On Testing Whether an Embedded Bayesian Network Represents a Probability Model

TL;DR

This paper investigates the complexity of testing whether embedded Bayesian networks with hidden variables accurately represent probability models, revealing exponential difficulty in general but polynomial solutions for tree-structured networks.

Contribution

It demonstrates the computational complexity of model validation and provides an efficient algorithm for tree-structured Bayesian networks with hidden variables.

Findings

Testing general models requires exponential independence evaluations.

Polynomial-time testing is possible for networks with a tree skeleton.

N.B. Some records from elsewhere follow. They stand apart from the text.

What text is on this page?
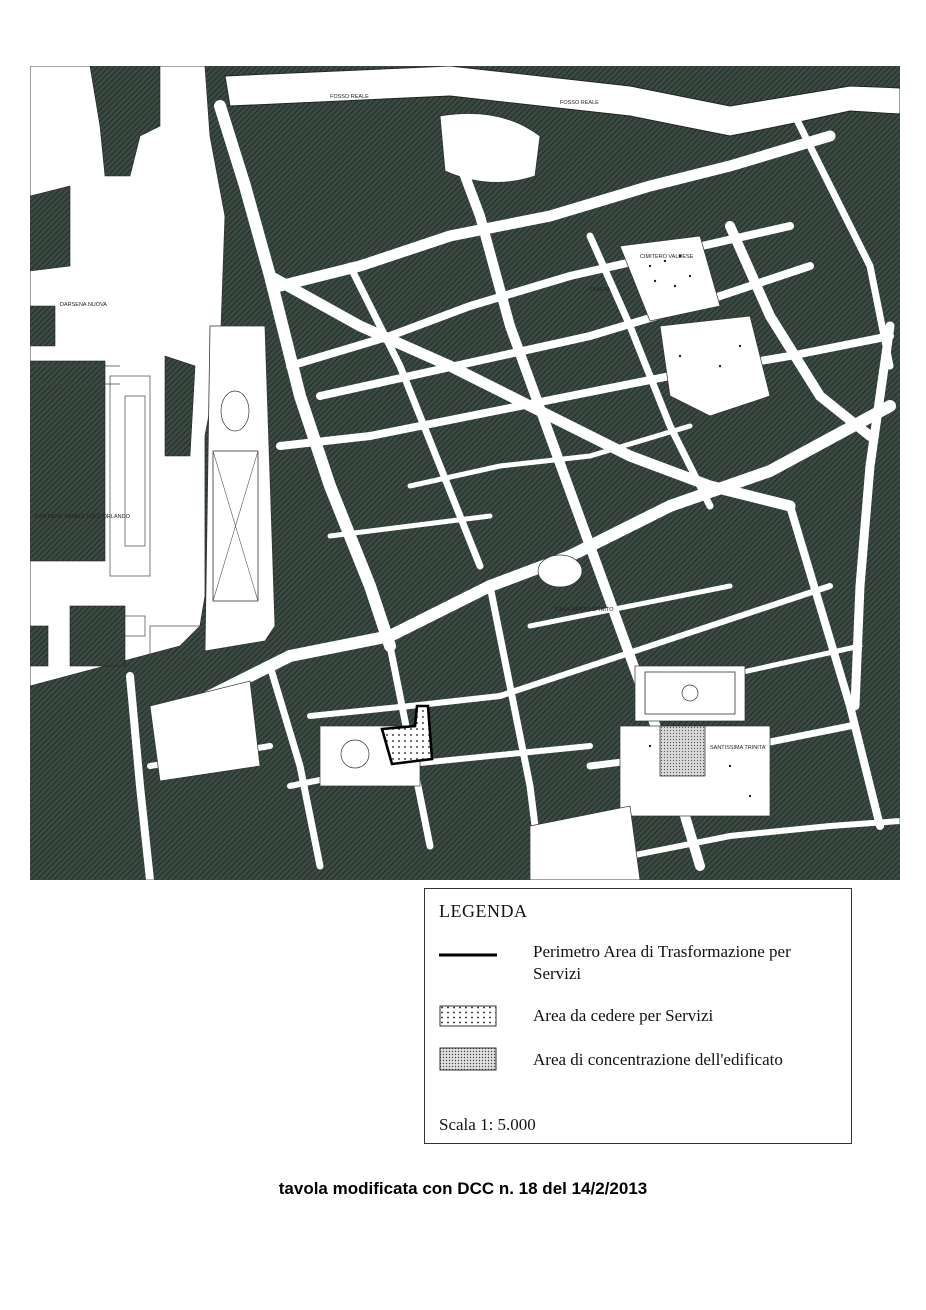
FOSSO REALE
FOSSO REALE
DARSENA NUOVA
CANTIERE NAVALE LUIGI ORLANDO
CIMITERO VALDESE
SANTISSIMA TRINITA'
CASA SANTO SPIRITO
CHIESA
LEGENDA
Perimetro Area di Trasformazione per Servizi
Area da cedere per Servizi
Area di concentrazione dell'edificato
Scala 1: 5.000
tavola modificata con DCC n. 18 del 14/2/2013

An algorithm is provided to construct or recognize such tree-structured models.

Abstract

Testing the validity of probabilistic models containing unmeasured (hidden) variables is shown to be a hard task. We show that the task of testing whether models are structurally incompatible with the data at hand, requires an exponential number of independence evaluations, each of the form: "X is conditionally independent of Y, given Z." In contrast, a linear number of such evaluations is required to test a standard Bayesian network (one per vertex). On the positive side, we show that if a network with hidden variables G has a tree skeleton, checking whether G represents a given probability model P requires the polynomial number of such independence evaluations. Moreover, we provide an algorithm that efficiently constructs a tree-structured Bayesian network (with hidden variables) that represents P if such a network exists, and further recognizes when such a network does not exist.